Topped with 18 pounds of fondant, five pounds of icing, oozy pink chocolate and of course, sprinkles, the 25-thousand calories can’t hurt, right?
The process takes two days, so the actual baking of the famous cake donut started Saturday. The day of the unveiling, Sunday, was dedicated to frosting and decorating the magnificent creation.
The first step: icing. The chefs draped the vanilla chiffon cake with an Italian buttercream frosting, smoothed to perfection.
Next, the donut began to take its round shape when the gently crafted sheets of flattened fondant were placed in fourths on top.
After that, “Chef Dom” fired up the airbrush to paint on the finishing touches with a coffee glaze, making the dough appear to be fresh out the fryer – and don’t forget more icing.

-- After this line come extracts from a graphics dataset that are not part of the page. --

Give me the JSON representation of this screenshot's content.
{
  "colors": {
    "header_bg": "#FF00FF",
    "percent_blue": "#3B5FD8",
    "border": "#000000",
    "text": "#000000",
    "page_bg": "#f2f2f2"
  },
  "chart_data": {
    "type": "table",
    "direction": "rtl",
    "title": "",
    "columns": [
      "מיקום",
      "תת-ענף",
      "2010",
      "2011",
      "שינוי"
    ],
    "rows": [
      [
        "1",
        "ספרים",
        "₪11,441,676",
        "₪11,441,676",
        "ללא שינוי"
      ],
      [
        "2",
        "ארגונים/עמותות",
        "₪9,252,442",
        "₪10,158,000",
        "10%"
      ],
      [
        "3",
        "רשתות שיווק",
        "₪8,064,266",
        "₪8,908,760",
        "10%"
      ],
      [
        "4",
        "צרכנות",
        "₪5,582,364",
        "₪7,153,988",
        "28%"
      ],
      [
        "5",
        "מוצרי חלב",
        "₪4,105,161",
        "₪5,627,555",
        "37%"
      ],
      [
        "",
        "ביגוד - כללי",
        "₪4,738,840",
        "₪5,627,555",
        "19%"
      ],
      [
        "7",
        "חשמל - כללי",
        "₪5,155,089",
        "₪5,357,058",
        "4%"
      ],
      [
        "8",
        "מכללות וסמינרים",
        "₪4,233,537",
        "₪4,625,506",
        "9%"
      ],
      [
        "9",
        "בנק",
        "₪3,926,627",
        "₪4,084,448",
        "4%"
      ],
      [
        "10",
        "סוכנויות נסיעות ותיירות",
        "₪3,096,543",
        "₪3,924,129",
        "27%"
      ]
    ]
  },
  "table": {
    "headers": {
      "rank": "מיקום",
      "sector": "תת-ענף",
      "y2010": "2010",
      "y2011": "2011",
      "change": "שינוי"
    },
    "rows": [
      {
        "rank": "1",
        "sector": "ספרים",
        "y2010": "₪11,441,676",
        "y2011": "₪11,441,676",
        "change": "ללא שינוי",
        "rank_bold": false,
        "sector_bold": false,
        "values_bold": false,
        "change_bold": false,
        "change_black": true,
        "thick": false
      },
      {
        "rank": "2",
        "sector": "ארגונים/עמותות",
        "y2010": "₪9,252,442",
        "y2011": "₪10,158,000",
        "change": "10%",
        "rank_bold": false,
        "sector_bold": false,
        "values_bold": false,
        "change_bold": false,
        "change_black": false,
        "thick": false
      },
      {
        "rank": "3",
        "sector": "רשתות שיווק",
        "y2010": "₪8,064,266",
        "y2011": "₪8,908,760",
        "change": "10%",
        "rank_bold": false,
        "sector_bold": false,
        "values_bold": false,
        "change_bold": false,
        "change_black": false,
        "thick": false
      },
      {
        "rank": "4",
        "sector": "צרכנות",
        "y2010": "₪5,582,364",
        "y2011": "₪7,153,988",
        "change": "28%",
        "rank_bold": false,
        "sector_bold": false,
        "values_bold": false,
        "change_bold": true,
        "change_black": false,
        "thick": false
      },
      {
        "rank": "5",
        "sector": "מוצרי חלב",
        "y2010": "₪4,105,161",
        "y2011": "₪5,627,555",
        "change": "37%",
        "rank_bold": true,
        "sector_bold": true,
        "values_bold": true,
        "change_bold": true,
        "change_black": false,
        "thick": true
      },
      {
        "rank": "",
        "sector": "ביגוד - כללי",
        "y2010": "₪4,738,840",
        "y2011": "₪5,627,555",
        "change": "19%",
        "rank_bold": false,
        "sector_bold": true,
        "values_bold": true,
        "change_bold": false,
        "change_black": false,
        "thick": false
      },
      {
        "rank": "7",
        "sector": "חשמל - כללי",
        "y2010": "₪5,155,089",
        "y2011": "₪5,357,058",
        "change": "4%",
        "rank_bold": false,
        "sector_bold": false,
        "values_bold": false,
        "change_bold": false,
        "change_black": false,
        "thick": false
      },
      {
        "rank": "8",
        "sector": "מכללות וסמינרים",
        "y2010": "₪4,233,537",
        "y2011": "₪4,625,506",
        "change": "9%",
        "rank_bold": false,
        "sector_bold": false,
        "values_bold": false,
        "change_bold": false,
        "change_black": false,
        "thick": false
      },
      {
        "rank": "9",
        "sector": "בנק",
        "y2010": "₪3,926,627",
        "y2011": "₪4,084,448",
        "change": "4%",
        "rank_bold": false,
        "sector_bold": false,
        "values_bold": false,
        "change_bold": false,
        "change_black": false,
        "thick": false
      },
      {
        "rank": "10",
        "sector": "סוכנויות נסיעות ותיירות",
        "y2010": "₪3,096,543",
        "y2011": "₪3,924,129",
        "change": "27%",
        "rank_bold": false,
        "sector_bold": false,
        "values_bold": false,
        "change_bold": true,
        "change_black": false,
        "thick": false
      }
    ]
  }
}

Last but not least, the made-from-scratch rainbow sprinkles because who doesn’t want sprinkles on their donut? Finally, some glitter for good luck.
Fifteen pounds of sugar and jelly-filled goodness later, we “donut” think anyone left without a smile on their face and a sugar-high.
The fun didn’t stop there. Some sneaked off to the bar for a taste of the Pink Flamingo, another large-scale strawberry milkshake concoction with, you guessed it, more donuts.
KMIR tried the donut. Verdict: excellent.